На первом этаже с Копейкиным соседствовал дворник, человек уже старый, тихий и практически безмолвный, который частенько бегал по его поручениям. Так и в этот раз ему пришлось взять деньги и отправиться на соседнюю улицу к ближайшему лавочнику. На данные ему семь рублей он приобрел домашнее вино, пару сухарей, какую-то мутную икру с дурным запахом, полбатона хлеба, жесткую, как подметка, колбасу и дюжину картошек. Все это он приволок в дом и выложил на стол.

– Так, – потирая глаза и вздыхая, сказал Копейкин, – ничего, сгодится. Вот только скажи, зачем ты икру купил?

– Ясное дело-с, к вину-с, – почесав затылок, ответил старик.

– Себе заберешь. А колбасу-то зачем целую взял?

– Ясное дело-с, к обеду-с.

– Вино-то хоть неплохое?

– Ясное дело-с, хорошее.

– Сколько же у тебя сдачи на руках?

Дворник вывернул карман жилетки: сорок одна копейка.

– Продешевил ты; ну ничего, тем лучше. Вот, возьми себе двадцать… тридцать пять и ступай.

Старик отсчитал деньги, отрезал кусок колбасы, взял икру с картошкой (ее Копейкин попросил приготовить) и побрел к себе на первый этаж.

Вечером, когда уже начинало темнеть, но солнце еще висело над горизонтом, в небольшой занавешенной гостиной собрались пятеро молодых людей. Они сидели в жестких креслах за прямоугольным столом при свете одного канделябра и что-то обсуждали с Валерьяном Аполлинариевичем.

– Недавно, насколько мне стало известно, в Пресненской части города10 задержали трех господ по доносу, – сказал один из сидящих за столом.

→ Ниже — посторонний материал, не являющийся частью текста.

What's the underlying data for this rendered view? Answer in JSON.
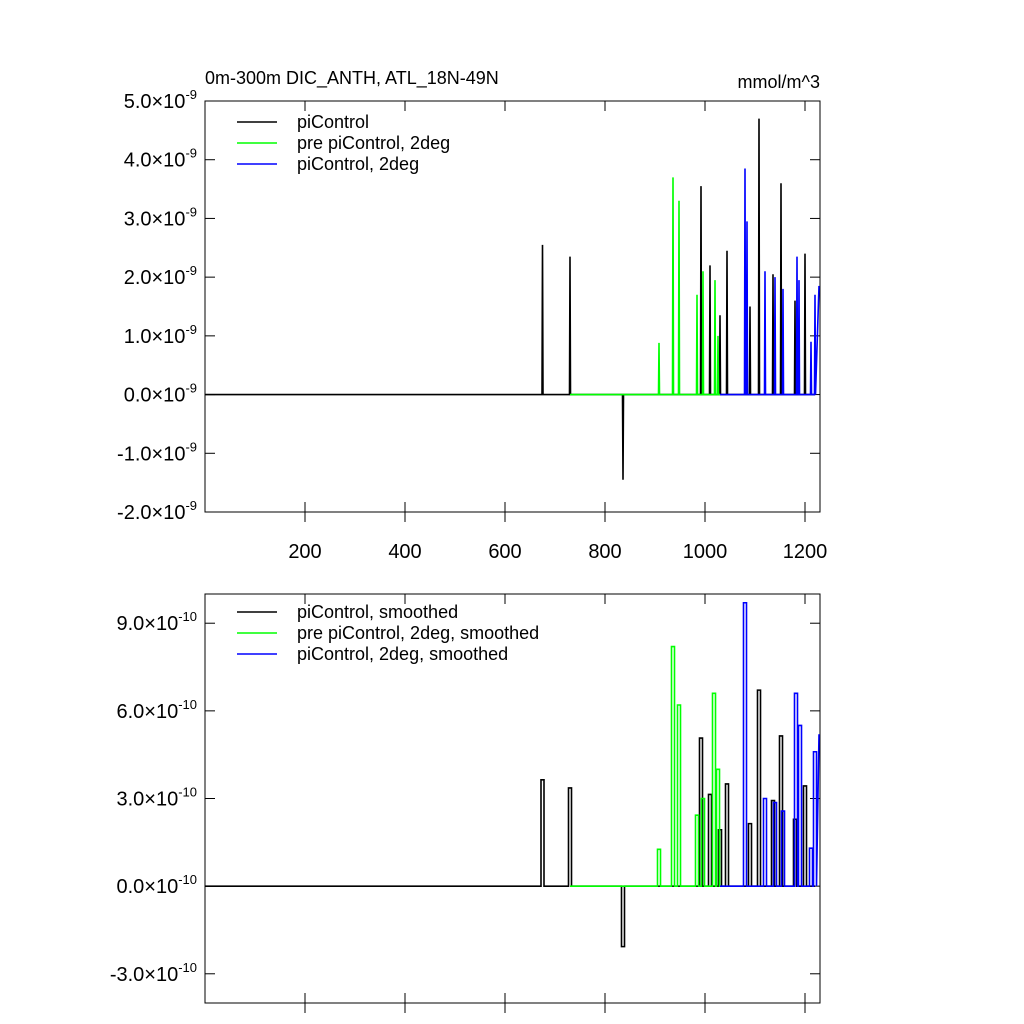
{
  "chart_data": [
    {
      "type": "line",
      "title": "0m-300m DIC_ANTH, ATL_18N-49N",
      "units": "mmol/m^3",
      "xlim": [
        0,
        1230
      ],
      "xticks": [
        200,
        400,
        600,
        800,
        1000,
        1200
      ],
      "xtick_labels": true,
      "ylim": [
        -2e-09,
        5e-09
      ],
      "yticks": [
        {
          "value": 5e-09,
          "label": "5.0×10",
          "exponent": "-9"
        },
        {
          "value": 4e-09,
          "label": "4.0×10",
          "exponent": "-9"
        },
        {
          "value": 3e-09,
          "label": "3.0×10",
          "exponent": "-9"
        },
        {
          "value": 2e-09,
          "label": "2.0×10",
          "exponent": "-9"
        },
        {
          "value": 1e-09,
          "label": "1.0×10",
          "exponent": "-9"
        },
        {
          "value": 0,
          "label": "0.0×10",
          "exponent": "-9"
        },
        {
          "value": -1e-09,
          "label": "-1.0×10",
          "exponent": "-9"
        },
        {
          "value": -2e-09,
          "label": "-2.0×10",
          "exponent": "-9"
        }
      ],
      "series": [
        {
          "name": "piControl",
          "color": "#000000",
          "x": [
            1,
            674,
            675,
            676,
            729,
            730,
            731,
            835,
            836,
            837,
            991,
            992,
            993,
            1009,
            1010,
            1011,
            1029,
            1030,
            1031,
            1043,
            1044,
            1045,
            1089,
            1090,
            1091,
            1107,
            1108,
            1109,
            1135,
            1136,
            1137,
            1151,
            1152,
            1153,
            1179,
            1180,
            1181,
            1199,
            1200,
            1201,
            1220
          ],
          "values": [
            0,
            0,
            2.55e-09,
            0,
            0,
            2.35e-09,
            0,
            0,
            -1.45e-09,
            0,
            0,
            3.55e-09,
            0,
            0,
            2.2e-09,
            0,
            0,
            1.35e-09,
            0,
            0,
            2.45e-09,
            0,
            0,
            1.5e-09,
            0,
            0,
            4.7e-09,
            0,
            0,
            2.05e-09,
            0,
            0,
            3.6e-09,
            0,
            0,
            1.6e-09,
            0,
            0,
            2.4e-09,
            0,
            0
          ]
        },
        {
          "name": "pre piControl, 2deg",
          "color": "#00ff00",
          "x": [
            730,
            907,
            908,
            909,
            935,
            936,
            937,
            947,
            948,
            949,
            983,
            984,
            985,
            995,
            996,
            997,
            1019,
            1020,
            1021,
            1025,
            1026,
            1027,
            1030
          ],
          "values": [
            0,
            0,
            8.8e-10,
            0,
            0,
            3.7e-09,
            0,
            0,
            3.3e-09,
            0,
            0,
            1.7e-09,
            0,
            0,
            2.1e-09,
            0,
            0,
            1.95e-09,
            0,
            0,
            1e-09,
            0,
            0
          ]
        },
        {
          "name": "piControl, 2deg",
          "color": "#0000ff",
          "x": [
            1030,
            1079,
            1080,
            1081,
            1083,
            1084,
            1085,
            1119,
            1120,
            1121,
            1139,
            1140,
            1141,
            1155,
            1156,
            1157,
            1183,
            1184,
            1185,
            1187,
            1188,
            1189,
            1211,
            1212,
            1213,
            1219,
            1220,
            1221,
            1228
          ],
          "values": [
            0,
            0,
            3.85e-09,
            0,
            0,
            2.95e-09,
            0,
            0,
            2.1e-09,
            0,
            0,
            2e-09,
            0,
            0,
            1.8e-09,
            0,
            0,
            2.35e-09,
            0,
            0,
            1.95e-09,
            0,
            0,
            9e-10,
            0,
            0,
            1.7e-09,
            0,
            1.85e-09
          ]
        }
      ]
    },
    {
      "type": "line",
      "xlim": [
        0,
        1230
      ],
      "xticks": [
        200,
        400,
        600,
        800,
        1000,
        1200
      ],
      "xtick_labels": false,
      "ylim": [
        -4e-10,
        1e-09
      ],
      "yticks": [
        {
          "value": 9e-10,
          "label": "9.0×10",
          "exponent": "-10"
        },
        {
          "value": 6e-10,
          "label": "6.0×10",
          "exponent": "-10"
        },
        {
          "value": 3e-10,
          "label": "3.0×10",
          "exponent": "-10"
        },
        {
          "value": 0,
          "label": "0.0×10",
          "exponent": "-10"
        },
        {
          "value": -3e-10,
          "label": "-3.0×10",
          "exponent": "-10"
        }
      ],
      "series": [
        {
          "name": "piControl, smoothed",
          "color": "#000000",
          "x": [
            1,
            672,
            672,
            678,
            678,
            727,
            727,
            733,
            733,
            833,
            833,
            839,
            839,
            989,
            989,
            995,
            995,
            1007,
            1007,
            1013,
            1013,
            1027,
            1027,
            1033,
            1033,
            1041,
            1041,
            1047,
            1047,
            1087,
            1087,
            1093,
            1093,
            1105,
            1105,
            1111,
            1111,
            1133,
            1133,
            1139,
            1139,
            1149,
            1149,
            1155,
            1155,
            1177,
            1177,
            1183,
            1183,
            1197,
            1197,
            1203,
            1203,
            1220
          ],
          "values": [
            0,
            0,
            3.64e-10,
            3.64e-10,
            0,
            0,
            3.36e-10,
            3.36e-10,
            0,
            0,
            -2.07e-10,
            -2.07e-10,
            0,
            0,
            5.07e-10,
            5.07e-10,
            0,
            0,
            3.14e-10,
            3.14e-10,
            0,
            0,
            1.93e-10,
            1.93e-10,
            0,
            0,
            3.5e-10,
            3.5e-10,
            0,
            0,
            2.14e-10,
            2.14e-10,
            0,
            0,
            6.71e-10,
            6.71e-10,
            0,
            0,
            2.93e-10,
            2.93e-10,
            0,
            0,
            5.14e-10,
            5.14e-10,
            0,
            0,
            2.29e-10,
            2.29e-10,
            0,
            0,
            3.43e-10,
            3.43e-10,
            0,
            0
          ]
        },
        {
          "name": "pre piControl, 2deg, smoothed",
          "color": "#00ff00",
          "x": [
            730,
            905,
            905,
            911,
            911,
            933,
            933,
            939,
            939,
            945,
            945,
            951,
            951,
            981,
            981,
            987,
            987,
            993,
            993,
            999,
            999,
            1015,
            1015,
            1021,
            1021,
            1023,
            1023,
            1029,
            1029,
            1030
          ],
          "values": [
            0,
            0,
            1.26e-10,
            1.26e-10,
            0,
            0,
            8.2e-10,
            8.2e-10,
            0,
            0,
            6.2e-10,
            6.2e-10,
            0,
            0,
            2.43e-10,
            2.43e-10,
            0,
            0,
            3e-10,
            3e-10,
            0,
            0,
            6.6e-10,
            6.6e-10,
            0,
            0,
            4e-10,
            4e-10,
            0,
            0
          ]
        },
        {
          "name": "piControl, 2deg, smoothed",
          "color": "#0000ff",
          "x": [
            1030,
            1077,
            1077,
            1083,
            1083,
            1117,
            1117,
            1123,
            1123,
            1137,
            1137,
            1143,
            1143,
            1153,
            1153,
            1159,
            1159,
            1179,
            1179,
            1185,
            1185,
            1187,
            1187,
            1193,
            1193,
            1209,
            1209,
            1215,
            1215,
            1217,
            1217,
            1223,
            1223,
            1228
          ],
          "values": [
            0,
            0,
            9.7e-10,
            9.7e-10,
            0,
            0,
            3e-10,
            3e-10,
            0,
            0,
            2.86e-10,
            2.86e-10,
            0,
            0,
            2.57e-10,
            2.57e-10,
            0,
            0,
            6.6e-10,
            6.6e-10,
            0,
            0,
            5.5e-10,
            5.5e-10,
            0,
            0,
            1.3e-10,
            1.3e-10,
            0,
            0,
            4.6e-10,
            4.6e-10,
            0,
            5.2e-10
          ]
        }
      ]
    }
  ]
}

– Всюду эти доносы! – возразил второй, картавый человек. – Шпионства всюду; лгут на каждом углу. Все лишь бы себя любимого отгог’одить…

– Господа, господа, – стуча ногтями, произнес Копейкин, – давайте не будем об этом, а то вы слишком горячитесь. Нам теперь нужно говорить тише. По вечерам, когда улицы умолкают, под окнами ходят «люди в шляпах», я их так называю; так что, если не желаете быть пойманными, говорите тише.

– Валег’ян Аполлинайевич, мне кажется, что о тех вещах, о котогых мы беседуем с вами, вообще не следует говог’ить, – возмутился второй.